Махач, скорее всего, Махачкала.
Он поднял палец.
– Больше года тут воевал.
– А чего?
– А скучно. Бывай.
Правило номер два – найди себе союзников. Правило номер три – если нет союзников, то найди врагов своих врагов.
А в случае с ФСБ это будет, конечно же, ГРУ. У ГРУ большой зуб на ФСБ хотя бы и потому, что ФСБ во времена министра-мебельщика почти удалось поглотить ГРУ, избавившись от единственного конкурента. Такое не прощали.
Резидента ГРУ в Донецке Владимира Кирилловича я знал, как оказалось – шапочно, конечно. Начинал он еще в Ханкале, потом пошел выше. Организовывать резидентуру – дело само по себе хлопотное и опасное, а организовывать в таком взрывоопасном месте, как Донбасс, еще сложнее. Выскажу крамольную мысль – в Киеве проще. Там все понятно. Здесь все вроде как друзья, но интересы свои, и причем иногда резко расходящиеся с нашими. И криминальный опыт тут большой, и олигархи. И самое главное, там понятно, там враги и есть враги.
А здесь?
– Вы просили связи?
– Канал Сокол.
– Я в курсе…
Я коротко изложил проблему.
– …и, таким образом, я, как минимум, не получаю достаточной помощи. Как максимум, я вынужден предполагать, что от меня что-то скрывают.
– А вас это удивляет?
…
Резидент улыбнулся.
– Вы должны понимать, что Новороссии как таковой на самом деле не существует. Не существует даже ДНР, есть территория ДНР, есть валюта ДНР, есть экономика ДНР, есть политика ДНР, но самой ДНР как некоего единого целого не существует. И Новороссии как единого целого тоже еще нет. Все еще очень нестабильно, существуют разные группы интересов, некоторые из них дружат, некоторые серьезно враждуют. Например, есть олигархические группировки, часть из которых ориентирована в своей деятельности на Россию, а часть – на Украину, и поэтому у них разное отношение к Украине, к брошенной украинской собственности, к проблеме национализации. Есть казаки, часть из которых по факту владеют крупными земельными наделами, копанками, даже целыми предприятиями. Некоторые из них успешно хозяйствуют и потому пользуются поддержкой местного населения, а некоторые – нет. Есть полевые командиры, есть добровольцы и их группы – и у них разные отношения с властями ДНР и разные возможности. Есть противостояние между Донецком и Харьковом, и в него в той или иной мере вовлечены все.
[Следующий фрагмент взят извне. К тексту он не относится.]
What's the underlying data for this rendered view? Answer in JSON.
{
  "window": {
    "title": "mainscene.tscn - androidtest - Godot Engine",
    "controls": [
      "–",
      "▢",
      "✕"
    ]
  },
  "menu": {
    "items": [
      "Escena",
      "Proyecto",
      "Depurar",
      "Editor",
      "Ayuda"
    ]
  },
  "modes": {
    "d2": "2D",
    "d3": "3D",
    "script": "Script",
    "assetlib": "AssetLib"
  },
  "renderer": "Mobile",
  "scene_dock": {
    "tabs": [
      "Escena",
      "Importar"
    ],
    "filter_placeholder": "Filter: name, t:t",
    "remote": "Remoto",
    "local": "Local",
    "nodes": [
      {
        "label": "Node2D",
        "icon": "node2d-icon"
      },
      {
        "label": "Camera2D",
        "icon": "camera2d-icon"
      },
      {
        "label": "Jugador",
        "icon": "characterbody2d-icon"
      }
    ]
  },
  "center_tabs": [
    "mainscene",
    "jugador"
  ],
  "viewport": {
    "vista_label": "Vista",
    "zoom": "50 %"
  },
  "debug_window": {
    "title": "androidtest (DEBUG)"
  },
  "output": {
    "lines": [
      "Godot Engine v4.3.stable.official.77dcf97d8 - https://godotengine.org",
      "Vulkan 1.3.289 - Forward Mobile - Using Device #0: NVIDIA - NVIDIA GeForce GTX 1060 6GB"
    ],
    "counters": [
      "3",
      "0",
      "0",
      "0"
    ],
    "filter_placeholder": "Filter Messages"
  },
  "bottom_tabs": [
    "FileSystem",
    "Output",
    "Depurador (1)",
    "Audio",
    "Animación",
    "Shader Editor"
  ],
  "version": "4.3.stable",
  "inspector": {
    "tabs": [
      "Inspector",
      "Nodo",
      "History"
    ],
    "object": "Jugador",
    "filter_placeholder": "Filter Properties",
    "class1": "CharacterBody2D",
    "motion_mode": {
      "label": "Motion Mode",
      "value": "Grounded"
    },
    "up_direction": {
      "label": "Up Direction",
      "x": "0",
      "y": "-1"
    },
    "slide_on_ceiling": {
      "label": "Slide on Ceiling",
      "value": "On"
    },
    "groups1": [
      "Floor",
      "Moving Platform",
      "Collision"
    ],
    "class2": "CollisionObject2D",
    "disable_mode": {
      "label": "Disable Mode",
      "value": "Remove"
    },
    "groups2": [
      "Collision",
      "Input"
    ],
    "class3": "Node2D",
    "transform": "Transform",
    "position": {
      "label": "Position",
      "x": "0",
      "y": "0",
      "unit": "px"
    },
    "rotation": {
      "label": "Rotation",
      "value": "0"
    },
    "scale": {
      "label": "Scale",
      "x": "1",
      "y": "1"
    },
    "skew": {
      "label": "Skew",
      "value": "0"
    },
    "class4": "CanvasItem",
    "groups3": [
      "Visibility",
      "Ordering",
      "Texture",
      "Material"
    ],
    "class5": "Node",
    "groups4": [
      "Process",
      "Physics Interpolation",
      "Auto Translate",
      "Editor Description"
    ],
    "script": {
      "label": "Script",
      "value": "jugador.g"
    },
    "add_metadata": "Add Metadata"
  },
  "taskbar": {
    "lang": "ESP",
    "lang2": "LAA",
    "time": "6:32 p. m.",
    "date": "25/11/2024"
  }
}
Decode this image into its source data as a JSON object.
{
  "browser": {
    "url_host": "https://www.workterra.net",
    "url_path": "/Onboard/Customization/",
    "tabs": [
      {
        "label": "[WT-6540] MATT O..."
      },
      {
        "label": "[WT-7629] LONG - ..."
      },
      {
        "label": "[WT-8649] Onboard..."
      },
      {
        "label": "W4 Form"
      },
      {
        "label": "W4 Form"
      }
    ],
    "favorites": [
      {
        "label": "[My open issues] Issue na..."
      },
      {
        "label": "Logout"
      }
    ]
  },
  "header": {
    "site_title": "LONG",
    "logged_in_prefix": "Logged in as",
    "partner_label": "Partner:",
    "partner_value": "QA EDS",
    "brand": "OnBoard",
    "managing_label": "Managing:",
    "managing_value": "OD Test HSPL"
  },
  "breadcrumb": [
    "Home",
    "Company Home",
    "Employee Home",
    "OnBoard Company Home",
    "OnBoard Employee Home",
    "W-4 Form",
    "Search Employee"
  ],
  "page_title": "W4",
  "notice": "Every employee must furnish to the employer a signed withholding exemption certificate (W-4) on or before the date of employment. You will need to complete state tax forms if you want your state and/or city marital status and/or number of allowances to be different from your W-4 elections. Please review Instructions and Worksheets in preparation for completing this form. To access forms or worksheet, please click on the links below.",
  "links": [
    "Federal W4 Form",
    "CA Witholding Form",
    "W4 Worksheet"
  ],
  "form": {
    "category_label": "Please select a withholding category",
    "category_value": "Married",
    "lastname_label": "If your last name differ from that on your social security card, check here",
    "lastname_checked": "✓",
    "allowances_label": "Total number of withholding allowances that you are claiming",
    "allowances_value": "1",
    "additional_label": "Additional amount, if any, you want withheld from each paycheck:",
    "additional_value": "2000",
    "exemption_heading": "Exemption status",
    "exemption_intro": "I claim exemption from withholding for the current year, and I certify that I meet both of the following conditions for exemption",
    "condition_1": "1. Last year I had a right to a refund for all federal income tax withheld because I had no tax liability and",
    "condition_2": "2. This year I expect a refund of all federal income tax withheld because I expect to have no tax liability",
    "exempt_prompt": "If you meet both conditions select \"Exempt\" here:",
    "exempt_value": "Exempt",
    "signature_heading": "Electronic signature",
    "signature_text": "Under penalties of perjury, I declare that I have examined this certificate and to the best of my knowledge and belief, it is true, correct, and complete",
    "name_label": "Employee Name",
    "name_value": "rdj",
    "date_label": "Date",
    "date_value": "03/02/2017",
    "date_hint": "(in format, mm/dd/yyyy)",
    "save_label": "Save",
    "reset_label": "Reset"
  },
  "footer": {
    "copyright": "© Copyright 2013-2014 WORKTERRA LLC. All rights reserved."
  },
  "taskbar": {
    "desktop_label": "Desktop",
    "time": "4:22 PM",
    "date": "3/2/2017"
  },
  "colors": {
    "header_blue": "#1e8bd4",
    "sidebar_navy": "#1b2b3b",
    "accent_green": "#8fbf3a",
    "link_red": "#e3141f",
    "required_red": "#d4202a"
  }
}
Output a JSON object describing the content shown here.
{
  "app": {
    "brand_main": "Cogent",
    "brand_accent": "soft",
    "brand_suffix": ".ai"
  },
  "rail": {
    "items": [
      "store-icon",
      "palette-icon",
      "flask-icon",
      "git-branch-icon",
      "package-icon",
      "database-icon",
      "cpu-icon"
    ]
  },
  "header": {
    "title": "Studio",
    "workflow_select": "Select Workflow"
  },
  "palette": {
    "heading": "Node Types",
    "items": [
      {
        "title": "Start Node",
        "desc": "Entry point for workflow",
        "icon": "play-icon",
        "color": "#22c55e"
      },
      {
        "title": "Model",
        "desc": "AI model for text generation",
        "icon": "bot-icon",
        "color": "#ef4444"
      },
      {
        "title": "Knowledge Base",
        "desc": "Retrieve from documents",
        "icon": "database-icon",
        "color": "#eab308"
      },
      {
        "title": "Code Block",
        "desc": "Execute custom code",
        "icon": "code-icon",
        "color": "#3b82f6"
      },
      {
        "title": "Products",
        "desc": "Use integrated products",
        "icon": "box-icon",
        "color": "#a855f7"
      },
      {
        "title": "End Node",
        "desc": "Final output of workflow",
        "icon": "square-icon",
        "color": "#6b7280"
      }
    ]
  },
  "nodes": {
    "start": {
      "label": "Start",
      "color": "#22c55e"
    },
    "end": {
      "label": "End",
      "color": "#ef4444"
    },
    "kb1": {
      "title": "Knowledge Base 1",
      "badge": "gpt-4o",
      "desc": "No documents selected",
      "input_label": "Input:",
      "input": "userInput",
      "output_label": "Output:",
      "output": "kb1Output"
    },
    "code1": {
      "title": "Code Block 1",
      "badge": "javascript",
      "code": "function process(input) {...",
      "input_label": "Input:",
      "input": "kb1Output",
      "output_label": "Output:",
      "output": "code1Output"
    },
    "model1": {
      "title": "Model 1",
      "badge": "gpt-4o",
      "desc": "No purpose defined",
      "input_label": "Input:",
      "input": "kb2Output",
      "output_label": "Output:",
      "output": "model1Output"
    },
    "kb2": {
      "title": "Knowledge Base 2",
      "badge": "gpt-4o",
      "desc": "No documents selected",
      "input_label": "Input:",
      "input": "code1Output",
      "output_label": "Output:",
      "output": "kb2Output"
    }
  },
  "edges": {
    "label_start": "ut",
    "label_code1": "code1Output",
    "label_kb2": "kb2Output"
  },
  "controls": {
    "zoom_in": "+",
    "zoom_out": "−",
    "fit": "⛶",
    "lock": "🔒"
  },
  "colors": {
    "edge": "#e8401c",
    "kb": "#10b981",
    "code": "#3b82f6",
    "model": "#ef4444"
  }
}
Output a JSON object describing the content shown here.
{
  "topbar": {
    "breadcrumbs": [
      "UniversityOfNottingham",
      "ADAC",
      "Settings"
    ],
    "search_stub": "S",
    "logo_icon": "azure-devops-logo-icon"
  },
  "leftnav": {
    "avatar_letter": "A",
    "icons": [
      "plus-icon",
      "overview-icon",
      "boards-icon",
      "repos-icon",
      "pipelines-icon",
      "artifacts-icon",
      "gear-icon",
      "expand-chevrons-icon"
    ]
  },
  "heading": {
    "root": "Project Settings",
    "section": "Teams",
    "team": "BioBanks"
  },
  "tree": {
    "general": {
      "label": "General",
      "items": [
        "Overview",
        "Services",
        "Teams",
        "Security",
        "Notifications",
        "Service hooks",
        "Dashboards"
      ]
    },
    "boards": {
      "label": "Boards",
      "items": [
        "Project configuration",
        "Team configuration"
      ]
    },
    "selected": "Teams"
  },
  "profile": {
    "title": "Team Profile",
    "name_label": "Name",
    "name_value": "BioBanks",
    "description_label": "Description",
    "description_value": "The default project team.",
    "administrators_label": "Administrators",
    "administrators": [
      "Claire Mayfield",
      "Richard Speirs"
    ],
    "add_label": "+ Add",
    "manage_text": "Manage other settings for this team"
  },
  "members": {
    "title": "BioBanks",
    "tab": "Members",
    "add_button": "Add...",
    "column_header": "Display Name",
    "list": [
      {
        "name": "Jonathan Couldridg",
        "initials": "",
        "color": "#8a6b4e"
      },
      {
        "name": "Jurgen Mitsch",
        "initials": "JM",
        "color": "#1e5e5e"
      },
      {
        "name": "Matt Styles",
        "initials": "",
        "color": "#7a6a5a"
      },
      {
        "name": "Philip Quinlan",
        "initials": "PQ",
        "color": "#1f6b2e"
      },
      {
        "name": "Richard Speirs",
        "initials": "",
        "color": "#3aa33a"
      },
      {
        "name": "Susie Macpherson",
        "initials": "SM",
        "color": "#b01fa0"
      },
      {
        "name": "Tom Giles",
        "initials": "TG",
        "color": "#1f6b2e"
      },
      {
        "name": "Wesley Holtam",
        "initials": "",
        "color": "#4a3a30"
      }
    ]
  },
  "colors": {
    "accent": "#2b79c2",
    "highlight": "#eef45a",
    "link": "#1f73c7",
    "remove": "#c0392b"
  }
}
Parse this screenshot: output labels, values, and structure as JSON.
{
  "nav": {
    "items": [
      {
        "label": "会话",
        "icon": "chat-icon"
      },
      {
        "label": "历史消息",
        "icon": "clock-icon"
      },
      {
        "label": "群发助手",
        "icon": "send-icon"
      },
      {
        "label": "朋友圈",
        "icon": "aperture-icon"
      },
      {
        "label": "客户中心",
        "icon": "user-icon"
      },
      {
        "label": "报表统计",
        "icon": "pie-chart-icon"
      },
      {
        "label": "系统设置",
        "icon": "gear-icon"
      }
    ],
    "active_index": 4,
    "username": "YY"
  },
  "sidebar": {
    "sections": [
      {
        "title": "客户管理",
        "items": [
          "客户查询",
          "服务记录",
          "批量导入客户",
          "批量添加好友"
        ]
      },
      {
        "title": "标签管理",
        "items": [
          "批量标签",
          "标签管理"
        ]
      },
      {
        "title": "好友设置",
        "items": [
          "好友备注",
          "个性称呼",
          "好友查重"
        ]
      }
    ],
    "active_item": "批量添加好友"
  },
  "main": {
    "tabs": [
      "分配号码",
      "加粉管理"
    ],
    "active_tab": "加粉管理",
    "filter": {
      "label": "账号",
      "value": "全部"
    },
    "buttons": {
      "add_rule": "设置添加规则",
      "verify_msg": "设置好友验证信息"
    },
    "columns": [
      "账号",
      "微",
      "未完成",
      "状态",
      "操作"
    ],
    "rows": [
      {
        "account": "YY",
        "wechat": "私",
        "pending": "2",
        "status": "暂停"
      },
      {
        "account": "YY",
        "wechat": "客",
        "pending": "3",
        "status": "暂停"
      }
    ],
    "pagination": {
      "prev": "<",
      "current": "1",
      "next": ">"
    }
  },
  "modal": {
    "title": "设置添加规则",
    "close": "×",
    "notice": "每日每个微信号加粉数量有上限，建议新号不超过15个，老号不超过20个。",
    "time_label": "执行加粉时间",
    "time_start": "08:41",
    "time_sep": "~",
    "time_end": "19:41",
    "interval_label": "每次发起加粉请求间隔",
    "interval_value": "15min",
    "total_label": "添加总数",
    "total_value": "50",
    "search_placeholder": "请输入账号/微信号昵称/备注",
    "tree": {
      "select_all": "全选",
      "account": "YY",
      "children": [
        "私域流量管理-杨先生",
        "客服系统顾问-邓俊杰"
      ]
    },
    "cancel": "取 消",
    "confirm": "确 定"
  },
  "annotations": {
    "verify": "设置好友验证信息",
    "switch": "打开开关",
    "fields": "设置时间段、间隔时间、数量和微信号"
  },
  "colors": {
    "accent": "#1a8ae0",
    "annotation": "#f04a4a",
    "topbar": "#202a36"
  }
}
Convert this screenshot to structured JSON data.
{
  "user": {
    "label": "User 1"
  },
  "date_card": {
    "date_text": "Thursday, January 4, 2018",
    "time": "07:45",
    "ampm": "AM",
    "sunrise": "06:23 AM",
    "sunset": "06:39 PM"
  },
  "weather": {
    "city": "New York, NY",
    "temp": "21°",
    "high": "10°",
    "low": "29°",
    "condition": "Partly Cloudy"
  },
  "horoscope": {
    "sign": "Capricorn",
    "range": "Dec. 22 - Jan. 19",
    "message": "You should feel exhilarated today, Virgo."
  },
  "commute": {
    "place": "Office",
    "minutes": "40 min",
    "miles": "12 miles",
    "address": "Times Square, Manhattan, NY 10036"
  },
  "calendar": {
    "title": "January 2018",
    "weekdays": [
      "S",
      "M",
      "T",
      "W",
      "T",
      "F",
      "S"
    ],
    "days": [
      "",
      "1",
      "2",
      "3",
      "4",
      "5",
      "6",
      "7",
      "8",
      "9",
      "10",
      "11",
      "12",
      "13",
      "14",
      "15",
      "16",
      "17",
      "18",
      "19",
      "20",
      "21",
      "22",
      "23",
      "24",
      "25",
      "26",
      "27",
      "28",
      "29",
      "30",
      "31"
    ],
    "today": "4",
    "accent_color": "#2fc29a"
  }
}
Наконец, есть люди, которые приехали сюда восстанавливать СССР, им плевать и на ДНР, и на Новороссию, они мыслят шире, и предел их мышления не ограничивается даже бывшей Украиной. Это не устраивает практически никого из тех, кто находится у власти, но среди тех, кто работает на шахтах, и тех, у кого есть оружие, эти идеи пользуются опасной популярностью. И боюсь, что некоторые группы в ДНР не ограничиваются только идеями, а идут намного дальше…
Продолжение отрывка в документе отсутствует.